Readers whose heads already are spinning in an attempt to figure out the President’s new health care reform scheme might start with these basic facts: The plan essentially relies on middle-class tax cuts and supposed new-found competition through a system of exchanges along the lines now offered federal employees.
Of course, people with no health insurance often don’t have the insurance because they don’t have the money to buy it. These same people would need cash to purchase insurance, not tax credits on their nonexistent or drastically reduced income. And then, too, this exchange system and its supposed beneficial competition doesn’t mean lower costs. It just adds mind boggling confusion over what policies to pick. The exchange is like having to pick through a vast assortment of candy in a vending machine. Is a traditional Hershey bar a better deal than a bag of M&Ms?
Finally, it should be remembered the federal employees are nowadays paying more for insurance, not less. Is this just another version of the game of smoke and mirrors the Congress and Obama administration are laying on us?
Nonetheless, some think the Obama plan spells real change–at least, enough to make it worth supporting. Robert Greenstein,who heads the Center on Budget and Policy Priorities, a liberal Washington, DC-based think tank that tracks social safety net issues, released a statement this afternoon in support of the president’s plan. Greenstein Makes these points:
- It makes insurance more affordable than under the Senate bill for families and individuals with incomes… between $29,000 and $88,000 for a family of four. Most people with incomes below 133 percent of the poverty line would qualify for Medicaid, which does not charge premiums and requires only modest co-payments.
- It extends important consumer protections to existing employer-based and individual market plans — for instance, giving enrollees the option of keeping their adult children covered under their policy until the children reach age 26, prohibiting annual and lifetime benefit limits, and, by 2018, requiring coverage of preventive services without co-payment charges.
- It completely closes the gap in Medicare prescription drug coverage (the “doughnut hole”) over the next decade.
- It fixes shortcomings in the Senate bill’s excise tax…..the vast majority of plans would not face any tax.
- It strengthens oversight of insurance companies, makes the “playing field” more level between firms that offer insurance and those that don’t, contains stronger mechanisms to reduce Medicare overpayments to insurance companies, adds new policies to fight fraud, waste, and abuse in both Medicare and Medicaid, and closes several egregious corporate tax loopholes.

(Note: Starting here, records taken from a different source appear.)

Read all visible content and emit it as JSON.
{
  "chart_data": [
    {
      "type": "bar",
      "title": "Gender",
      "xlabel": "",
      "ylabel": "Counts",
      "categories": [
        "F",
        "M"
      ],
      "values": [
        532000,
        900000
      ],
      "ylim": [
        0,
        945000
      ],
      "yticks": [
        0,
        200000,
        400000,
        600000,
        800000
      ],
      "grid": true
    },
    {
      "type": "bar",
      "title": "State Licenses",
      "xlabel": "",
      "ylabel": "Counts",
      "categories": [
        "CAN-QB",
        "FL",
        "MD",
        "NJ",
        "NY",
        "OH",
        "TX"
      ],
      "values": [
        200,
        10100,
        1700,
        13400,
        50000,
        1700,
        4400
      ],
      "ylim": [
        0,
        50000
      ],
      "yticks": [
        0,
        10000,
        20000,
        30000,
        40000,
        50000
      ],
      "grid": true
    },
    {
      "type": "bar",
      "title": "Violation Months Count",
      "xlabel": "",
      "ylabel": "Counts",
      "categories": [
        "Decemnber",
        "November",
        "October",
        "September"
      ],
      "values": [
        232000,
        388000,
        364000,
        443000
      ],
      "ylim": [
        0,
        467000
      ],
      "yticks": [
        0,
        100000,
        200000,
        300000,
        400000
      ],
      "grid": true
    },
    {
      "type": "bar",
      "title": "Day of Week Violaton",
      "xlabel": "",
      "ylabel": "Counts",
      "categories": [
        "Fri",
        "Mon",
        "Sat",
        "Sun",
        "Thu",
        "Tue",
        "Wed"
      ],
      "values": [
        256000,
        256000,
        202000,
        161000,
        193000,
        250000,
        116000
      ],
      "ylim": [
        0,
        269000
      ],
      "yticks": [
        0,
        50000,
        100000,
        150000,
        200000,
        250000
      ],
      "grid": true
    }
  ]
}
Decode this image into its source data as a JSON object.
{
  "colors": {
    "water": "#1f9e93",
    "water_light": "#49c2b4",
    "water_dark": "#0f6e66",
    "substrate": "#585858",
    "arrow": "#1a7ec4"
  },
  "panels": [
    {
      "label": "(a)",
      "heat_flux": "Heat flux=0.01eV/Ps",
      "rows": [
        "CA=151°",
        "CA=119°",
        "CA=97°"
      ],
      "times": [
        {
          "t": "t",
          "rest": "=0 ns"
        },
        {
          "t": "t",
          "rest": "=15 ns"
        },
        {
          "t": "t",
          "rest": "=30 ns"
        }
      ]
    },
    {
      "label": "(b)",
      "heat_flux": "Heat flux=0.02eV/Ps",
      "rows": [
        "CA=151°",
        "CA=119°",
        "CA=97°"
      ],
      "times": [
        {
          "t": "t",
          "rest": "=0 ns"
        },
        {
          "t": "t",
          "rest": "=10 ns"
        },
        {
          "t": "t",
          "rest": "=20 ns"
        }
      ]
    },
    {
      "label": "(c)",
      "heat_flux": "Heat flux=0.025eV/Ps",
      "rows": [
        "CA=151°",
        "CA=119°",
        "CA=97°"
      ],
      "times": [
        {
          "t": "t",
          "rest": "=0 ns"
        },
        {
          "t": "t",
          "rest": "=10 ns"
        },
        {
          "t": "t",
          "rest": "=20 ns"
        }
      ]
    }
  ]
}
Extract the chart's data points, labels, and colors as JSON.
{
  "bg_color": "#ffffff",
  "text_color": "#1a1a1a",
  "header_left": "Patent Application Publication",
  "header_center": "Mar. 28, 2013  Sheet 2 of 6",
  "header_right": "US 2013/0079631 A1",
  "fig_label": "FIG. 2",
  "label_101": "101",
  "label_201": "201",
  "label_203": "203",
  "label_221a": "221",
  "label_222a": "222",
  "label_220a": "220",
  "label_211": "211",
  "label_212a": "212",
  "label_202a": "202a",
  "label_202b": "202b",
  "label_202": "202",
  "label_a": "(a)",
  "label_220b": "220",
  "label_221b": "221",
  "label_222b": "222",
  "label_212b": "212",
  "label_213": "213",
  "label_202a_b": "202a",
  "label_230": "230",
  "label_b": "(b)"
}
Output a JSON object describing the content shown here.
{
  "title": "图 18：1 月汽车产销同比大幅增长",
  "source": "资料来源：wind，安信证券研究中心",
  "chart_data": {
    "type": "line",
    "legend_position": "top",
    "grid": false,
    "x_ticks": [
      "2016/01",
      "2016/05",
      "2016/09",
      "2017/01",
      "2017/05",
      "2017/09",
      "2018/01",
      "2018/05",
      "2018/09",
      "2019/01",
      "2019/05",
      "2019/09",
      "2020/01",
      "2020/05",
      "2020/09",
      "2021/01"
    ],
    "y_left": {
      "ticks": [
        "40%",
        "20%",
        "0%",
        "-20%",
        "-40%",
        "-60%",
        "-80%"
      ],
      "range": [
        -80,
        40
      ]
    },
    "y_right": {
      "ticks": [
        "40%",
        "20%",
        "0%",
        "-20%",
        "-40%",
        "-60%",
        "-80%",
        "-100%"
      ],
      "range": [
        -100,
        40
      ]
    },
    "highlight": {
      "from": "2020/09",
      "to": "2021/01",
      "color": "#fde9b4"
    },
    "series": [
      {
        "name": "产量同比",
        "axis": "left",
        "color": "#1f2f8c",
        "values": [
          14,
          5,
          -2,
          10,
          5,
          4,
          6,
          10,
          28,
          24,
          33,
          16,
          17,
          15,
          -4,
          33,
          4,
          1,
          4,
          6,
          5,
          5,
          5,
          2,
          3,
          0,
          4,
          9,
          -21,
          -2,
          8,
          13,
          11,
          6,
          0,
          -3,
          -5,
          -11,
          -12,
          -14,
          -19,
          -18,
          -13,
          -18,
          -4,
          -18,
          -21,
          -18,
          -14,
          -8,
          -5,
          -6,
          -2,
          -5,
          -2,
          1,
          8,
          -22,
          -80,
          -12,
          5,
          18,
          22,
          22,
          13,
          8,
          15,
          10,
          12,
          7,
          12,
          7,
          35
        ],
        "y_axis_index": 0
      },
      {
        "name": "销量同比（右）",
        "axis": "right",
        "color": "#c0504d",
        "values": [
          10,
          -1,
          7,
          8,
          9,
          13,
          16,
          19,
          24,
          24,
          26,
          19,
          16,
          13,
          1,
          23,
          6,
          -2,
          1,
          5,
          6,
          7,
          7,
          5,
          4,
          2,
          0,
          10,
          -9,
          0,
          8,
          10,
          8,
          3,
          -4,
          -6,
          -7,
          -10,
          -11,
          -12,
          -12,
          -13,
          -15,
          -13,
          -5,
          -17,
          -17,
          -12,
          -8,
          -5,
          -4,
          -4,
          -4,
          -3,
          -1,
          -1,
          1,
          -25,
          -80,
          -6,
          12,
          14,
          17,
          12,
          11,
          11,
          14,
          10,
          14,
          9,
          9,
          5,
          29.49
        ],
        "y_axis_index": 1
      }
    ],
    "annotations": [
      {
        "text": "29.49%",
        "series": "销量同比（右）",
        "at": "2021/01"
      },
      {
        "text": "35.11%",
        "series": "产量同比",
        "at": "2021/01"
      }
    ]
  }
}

- It offsets the loss in revenue (relative to the Senate bill) from these excise tax changes by broadening the base of the Medicare tax — that is, by applying the tax to capital gains, dividend, and other investment income received by people with incomes of over $250,000 a year. This raises substantial revenue while affecting only about the top 2 percent of Americans.
- It increases federal financial support for state Medicaid programs and makes that support more equitable across the states.